During the Second World War, the U.S. Navy employed a variety of naval vessels.  Some were used for support or transport, but the best-known of Navy ships are the ones used in actual combat.  Two types of these vessels are destroyers and assault ships.

Navy Destroyer Ships

Destroyers were an integral part of World War II as they were warships which were speedy and easy to maneuver and were accompanied by larger ships in order to form a convoy. These destroyers were responsible for protecting the larger vessels from submarine and torpedo attacks. Larger ships were at particular risk as they were not able to move speedily enough in order to dodge missiles, airstrikes, or torpedoes.

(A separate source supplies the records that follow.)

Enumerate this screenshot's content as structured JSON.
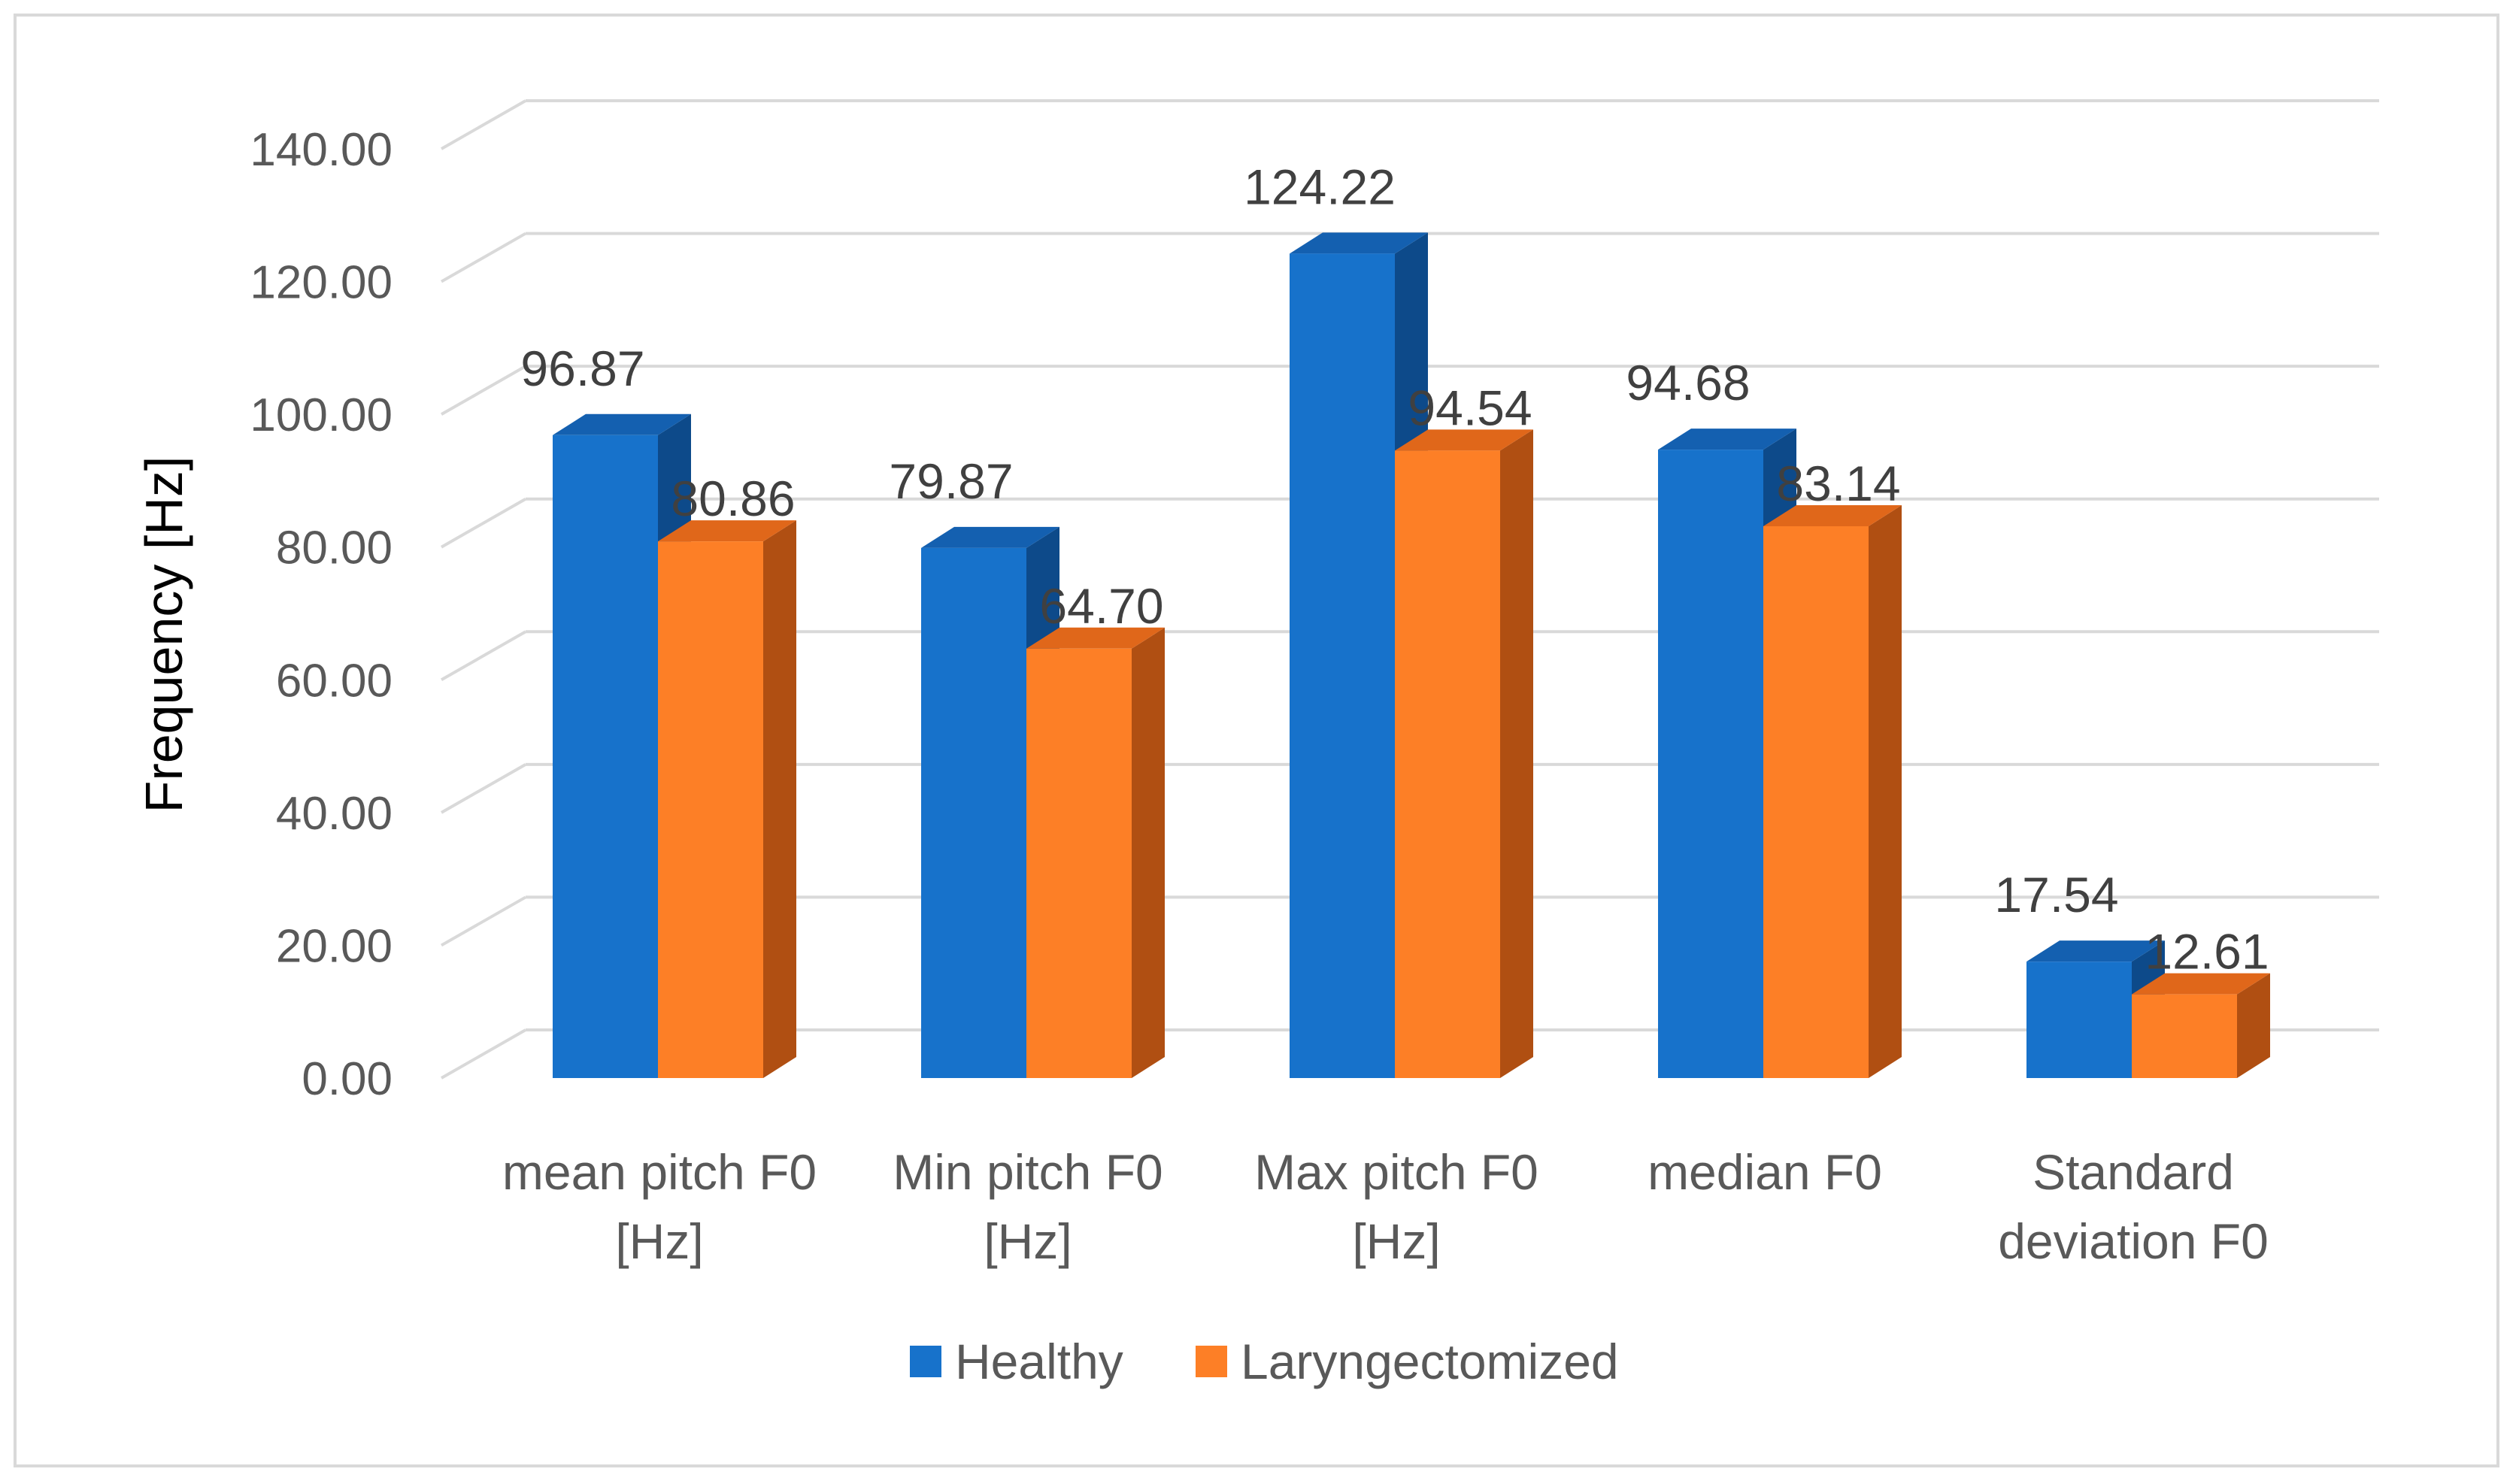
{
  "chart_data": {
    "type": "bar",
    "style": "3d-clustered-column",
    "title": "",
    "xlabel": "",
    "ylabel": "Frequency [Hz]",
    "ylim": [
      0,
      140
    ],
    "ytick_step": 20,
    "ytick_labels": [
      "0.00",
      "20.00",
      "40.00",
      "60.00",
      "80.00",
      "100.00",
      "120.00",
      "140.00"
    ],
    "categories": [
      [
        "mean pitch F0",
        "[Hz]"
      ],
      [
        "Min pitch F0",
        "[Hz]"
      ],
      [
        "Max pitch F0",
        "[Hz]"
      ],
      [
        "median F0"
      ],
      [
        "Standard",
        "deviation F0"
      ]
    ],
    "series": [
      {
        "name": "Healthy",
        "values": [
          96.87,
          79.87,
          124.22,
          94.68,
          17.54
        ],
        "labels": [
          "96.87",
          "79.87",
          "124.22",
          "94.68",
          "17.54"
        ],
        "color": "#1772cb",
        "side_color": "#0d4a8a",
        "top_color": "#1460b0"
      },
      {
        "name": "Laryngectomized",
        "values": [
          80.86,
          64.7,
          94.54,
          83.14,
          12.61
        ],
        "labels": [
          "80.86",
          "64.70",
          "94.54",
          "83.14",
          "12.61"
        ],
        "color": "#fd7f26",
        "side_color": "#b04f12",
        "top_color": "#e0671a"
      }
    ],
    "grid": true,
    "legend_position": "bottom"
  }
}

Because of this, destroyers were required to divert enemy attacks from the large vessels. The ships were well equipped with radar systems and anti-aircraft guns, as well as anti-submarine weapons that could fire mortar bombs that exploded immediately on contact and were highly effective during submarine attacks. Although they were the best-outfitted ship for emergencies at sea, because of their prevalence in combat, the destroyers were the most commonly sunk ships during the period.

Navy Assault Ships

Amphibious assault ships, or assault ships as they were most commonly called, were constructed in order to support the forces on the ground during amphibious attacks. Perhaps the most widely known assault ship during the period of the Second World War, the USS Tarawa was the first of its class to be constructed and was built to carry a maximum of 80 aircraft and hold more than 2,000 crew members. These assault ships were commonly found in the Pacific and were commonly used to escort other vessels as well as aircraft transporters. These ships were later used as a means of transporting helicopters.

Asbestos Exposure

It goes without saying that the crews who worked aboard these World War II assault ships and destroyers faced dangers each day. One of the most long-lasting yet lesser-known risks is asbestos exposure that was experienced while working on the ships. This asbestos has been linked with the occurrence of various diseases such as mesothelioma. Veterans who worked aboard these ships should seek the guidance from a physician when it comes to their respiratory health. They should also undergo testing in order to determine if they have fallen victim to an illness related to asbestos exposure.